緻密世界で描く航海譚。深い人間ドラマと迫力の海戦が魅力!
- ★★★ Excellent!!!
未踏の大海原へと船を進める、胸躍る冒険と濃密な人間ドラマが詰まった壮大な航海譚。
本作は異世界を舞台に、海軍革命を成し遂げた王女アンネリーベルが未知の新大陸を目指して船出する物語である。海戦や外交、政治や技術革新といった硬派な要素を、極めて緻密に、かつリアルなタッチで描いている。海戦描写は緊迫感に満ち、魔導砲や魔導レーダーといった独自のテクノロジーが鮮やかな色彩を添える。細部まで行き届いた世界設定は圧巻で、読者を飽きさせることがない。

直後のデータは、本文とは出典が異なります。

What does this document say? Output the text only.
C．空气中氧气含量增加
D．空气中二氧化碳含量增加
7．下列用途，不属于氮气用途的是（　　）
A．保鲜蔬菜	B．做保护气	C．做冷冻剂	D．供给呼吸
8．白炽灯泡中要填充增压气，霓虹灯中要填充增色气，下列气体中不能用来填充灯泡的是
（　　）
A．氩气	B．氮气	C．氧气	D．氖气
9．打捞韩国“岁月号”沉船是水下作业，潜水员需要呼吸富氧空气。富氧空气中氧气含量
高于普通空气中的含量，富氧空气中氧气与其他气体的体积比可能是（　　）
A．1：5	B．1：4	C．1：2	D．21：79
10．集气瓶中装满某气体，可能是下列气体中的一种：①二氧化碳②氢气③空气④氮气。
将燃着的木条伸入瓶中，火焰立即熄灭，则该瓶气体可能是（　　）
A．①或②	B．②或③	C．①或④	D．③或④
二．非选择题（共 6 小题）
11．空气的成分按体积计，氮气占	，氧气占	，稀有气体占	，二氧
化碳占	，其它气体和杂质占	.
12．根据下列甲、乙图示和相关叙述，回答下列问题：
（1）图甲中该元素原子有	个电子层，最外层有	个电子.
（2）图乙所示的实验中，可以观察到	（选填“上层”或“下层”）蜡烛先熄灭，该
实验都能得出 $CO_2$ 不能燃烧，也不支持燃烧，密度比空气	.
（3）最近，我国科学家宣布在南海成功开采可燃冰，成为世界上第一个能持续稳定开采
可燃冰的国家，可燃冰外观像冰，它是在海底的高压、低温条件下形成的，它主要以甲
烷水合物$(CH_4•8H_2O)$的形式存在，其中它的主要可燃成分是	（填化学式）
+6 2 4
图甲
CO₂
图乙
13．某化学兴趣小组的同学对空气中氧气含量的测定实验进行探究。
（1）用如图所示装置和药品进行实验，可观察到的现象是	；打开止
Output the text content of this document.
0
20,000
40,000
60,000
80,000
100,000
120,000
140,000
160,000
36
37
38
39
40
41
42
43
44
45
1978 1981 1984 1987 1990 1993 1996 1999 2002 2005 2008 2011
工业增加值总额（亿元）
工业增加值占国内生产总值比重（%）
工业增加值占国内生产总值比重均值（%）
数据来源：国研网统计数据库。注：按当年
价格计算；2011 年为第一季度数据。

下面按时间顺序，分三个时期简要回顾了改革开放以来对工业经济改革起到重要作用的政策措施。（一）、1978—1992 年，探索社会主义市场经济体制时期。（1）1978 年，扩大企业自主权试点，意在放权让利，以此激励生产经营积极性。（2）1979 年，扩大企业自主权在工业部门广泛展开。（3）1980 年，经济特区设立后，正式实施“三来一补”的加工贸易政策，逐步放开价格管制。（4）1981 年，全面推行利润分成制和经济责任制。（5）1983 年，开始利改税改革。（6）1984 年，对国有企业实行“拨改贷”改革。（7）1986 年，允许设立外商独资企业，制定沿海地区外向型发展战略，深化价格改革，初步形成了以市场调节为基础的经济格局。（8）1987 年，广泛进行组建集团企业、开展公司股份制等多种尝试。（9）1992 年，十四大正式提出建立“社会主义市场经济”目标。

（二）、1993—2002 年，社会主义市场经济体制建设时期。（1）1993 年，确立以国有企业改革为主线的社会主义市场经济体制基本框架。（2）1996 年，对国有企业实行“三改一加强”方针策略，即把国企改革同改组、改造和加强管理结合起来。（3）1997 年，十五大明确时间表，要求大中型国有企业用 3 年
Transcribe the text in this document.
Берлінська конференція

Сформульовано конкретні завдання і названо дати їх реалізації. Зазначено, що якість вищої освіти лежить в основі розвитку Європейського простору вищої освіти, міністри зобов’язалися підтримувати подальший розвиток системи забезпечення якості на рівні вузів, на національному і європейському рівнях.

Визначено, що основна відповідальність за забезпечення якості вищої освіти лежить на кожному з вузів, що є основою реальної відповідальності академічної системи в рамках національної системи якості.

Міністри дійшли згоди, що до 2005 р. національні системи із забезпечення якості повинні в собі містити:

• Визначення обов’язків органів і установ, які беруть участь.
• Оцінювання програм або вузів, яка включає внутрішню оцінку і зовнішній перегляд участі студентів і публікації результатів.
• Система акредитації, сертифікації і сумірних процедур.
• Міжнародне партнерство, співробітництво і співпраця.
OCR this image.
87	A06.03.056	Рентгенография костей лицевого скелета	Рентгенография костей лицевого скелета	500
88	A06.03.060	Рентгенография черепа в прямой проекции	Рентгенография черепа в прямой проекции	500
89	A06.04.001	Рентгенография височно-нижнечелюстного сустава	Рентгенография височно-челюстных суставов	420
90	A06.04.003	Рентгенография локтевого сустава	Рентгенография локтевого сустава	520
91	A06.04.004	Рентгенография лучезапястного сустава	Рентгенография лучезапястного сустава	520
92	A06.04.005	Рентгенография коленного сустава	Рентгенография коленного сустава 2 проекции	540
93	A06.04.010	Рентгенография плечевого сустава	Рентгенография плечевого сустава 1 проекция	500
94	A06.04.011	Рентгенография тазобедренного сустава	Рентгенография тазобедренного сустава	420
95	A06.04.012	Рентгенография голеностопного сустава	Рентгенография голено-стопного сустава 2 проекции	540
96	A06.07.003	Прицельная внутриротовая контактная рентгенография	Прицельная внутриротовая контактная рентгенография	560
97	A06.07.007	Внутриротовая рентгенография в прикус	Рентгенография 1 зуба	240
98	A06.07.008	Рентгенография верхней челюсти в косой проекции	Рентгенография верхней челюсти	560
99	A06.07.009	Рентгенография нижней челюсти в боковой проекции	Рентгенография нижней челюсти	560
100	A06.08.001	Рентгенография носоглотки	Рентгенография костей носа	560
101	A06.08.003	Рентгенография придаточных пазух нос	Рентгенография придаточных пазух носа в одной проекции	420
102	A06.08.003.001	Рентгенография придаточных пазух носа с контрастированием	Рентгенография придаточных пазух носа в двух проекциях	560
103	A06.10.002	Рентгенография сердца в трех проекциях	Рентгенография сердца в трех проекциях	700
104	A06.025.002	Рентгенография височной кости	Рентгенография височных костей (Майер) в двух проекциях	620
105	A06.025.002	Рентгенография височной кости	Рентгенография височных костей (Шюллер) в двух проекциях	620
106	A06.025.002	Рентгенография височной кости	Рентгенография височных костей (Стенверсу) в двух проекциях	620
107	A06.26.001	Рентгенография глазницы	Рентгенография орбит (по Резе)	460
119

物語のもう一つの柱は、主人公アンネと副官ファルナが織りなす、繊細かつ濃厚な百合の関係性だ。単なる恋愛にとどまらず、権力、信頼、葛藤が絡まり合った深みのある人間関係が描かれており、作品のスパイスとなっている。
全編を通じて展開される政治的駆け引きや艦隊の戦略行動は緻密でスリリング。特に黒魔力嵐の突破、新大陸上陸時の先住部族との接触、遺跡攻略といったハイライトシーンは、ページを繰る手が止まらないほどの魅力がある。
単なる冒険譚や異世界ファンタジーの枠を超え、深い人間ドラマと説得力ある世界設定が融合した秀作である。重厚かつ読み応えのある作品を求める読者に、自信を持って薦めたい。
新章の航海が始まる日を楽しみに待っている。作者に最大のエールを贈りたい。